Vor Kurzem schrieb Frau Althaus im Blog von wir eltern «Mittlerweilen gibt es Mütter, die als Autorinnen oder Bloggerinnen das schlechte Gewissen vor sich her tragen wie ein besonderes Talent. Sie machen Karriere, bloss weil sie öffentlich gestehen, Rabenmütter zu sein und ihre Kinder gelegentlich vor dem TV zu parkieren.» Wie wahr. Aber nicht nur Rabenmütter machen mit ihrem Muttersein Schreib-Karriere, die Väter stehen dem in nichts nach. Ausser, dass sie eben keine Rabenväter sind, wenn sie am Spielplatzrand eine Zigarette rauchen oder über die Schwangerschaft ihrer Frau nicht auf Anhieb super-happy sind. Väter sind eben irgendwie cooler. So auch Sven Broder.

Mit «Papa steht seinen Mann» bringt der Beobachter-Kolumnist und Hauswart den ersten richtigen Männer-Erziehungs-Berater auf den Markt. Eigens für die Papis – oder in spe – die eben doch genauer wissen wollen, was nach dem «Pfff» passiert. Was erwartet einen Mann während der neun verrücktesten Monate im Leben einer Frau? Ist es o.k., ins Kinderbecken zu pinkeln? Und sind biertrinkende Männer eben doch cooler?

Es gibt Passagen in diesem Ratgeber, die wie eine Erleuchtung (auch oder vor allem für uns Frauen) sind: «Frau hat gegenüber Mann den Vorteil, dass sie allein ist, wenn sie über den Schwangerschaftstest pinkelt...» Schon mal darüber nachgedacht? Die armen Männer – und das meine ich ausnahmsweise nicht ironisch – sind NIE alleine, wenn sie die tolle Nachricht erfahren! Stellen Sie sich vor, Sie hätten sofort irgendeine, wenn möglich positive, Reaktion zeigen sollen, als Sie das Plus auf dem Stäbchen entdeckten! Es gibt kaum eine intimere Situation und die sollte man doch in trauter Einsamkeit erleben dürfen, oder nicht? Und da wir werdenden Mütter in dem Moment kaum ertragen würden, dass er seinen wahren Gefühlen freien Lauf lässt – auch Herr Broder rät vehement davon ab – schmecken unsere Erinnerungen an die Bekanntgabe doch meist etwas fade, nicht?
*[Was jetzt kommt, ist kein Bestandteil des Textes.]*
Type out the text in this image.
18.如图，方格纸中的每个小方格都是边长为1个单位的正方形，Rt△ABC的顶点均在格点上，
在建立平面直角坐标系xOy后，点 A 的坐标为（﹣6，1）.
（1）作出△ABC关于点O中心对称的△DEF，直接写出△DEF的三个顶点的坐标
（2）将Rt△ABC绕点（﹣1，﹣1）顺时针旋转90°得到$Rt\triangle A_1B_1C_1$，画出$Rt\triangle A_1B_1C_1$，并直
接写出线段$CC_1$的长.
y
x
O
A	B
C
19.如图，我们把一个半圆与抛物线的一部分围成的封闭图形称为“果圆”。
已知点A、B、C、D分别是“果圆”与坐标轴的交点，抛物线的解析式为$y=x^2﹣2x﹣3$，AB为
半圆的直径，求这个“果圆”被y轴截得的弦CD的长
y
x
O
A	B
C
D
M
Das Buch ist eine witzig geschriebene Ansammlung von Tipps, wie Mann sich zu verhalten hat – oder eben lieber nicht. «Tuet's fescht weh?» ist im Kreisssaal beim besten Willen nicht angebracht, auch auf der Sprossenwand rumturnen ist während der Geburt ebenfalls nicht so gerne gesehen. Ausser er will rausgeschickt werden, um dem Ganzen zu entgehen (das scheint offenbar der Wunsch vieler Männer zu sein). Der Vater zweier Kinder erfindet ausserdem gerne Wörter, um unangenehmen Dingen oder unaussprechlichen Handlungen etwas Nettes abzugewinnen: «Füdlirakete», «Flötensolo» und «Arschfax» sind nur ein paar davon. Hatte ich schon erwähnt, dass seine Sprache eher derb ist? Vielleicht lesen Männer erst, wenn diverse Ausdrücke für Hintern mehrmals in einem Buch vorkommen, kann das sein?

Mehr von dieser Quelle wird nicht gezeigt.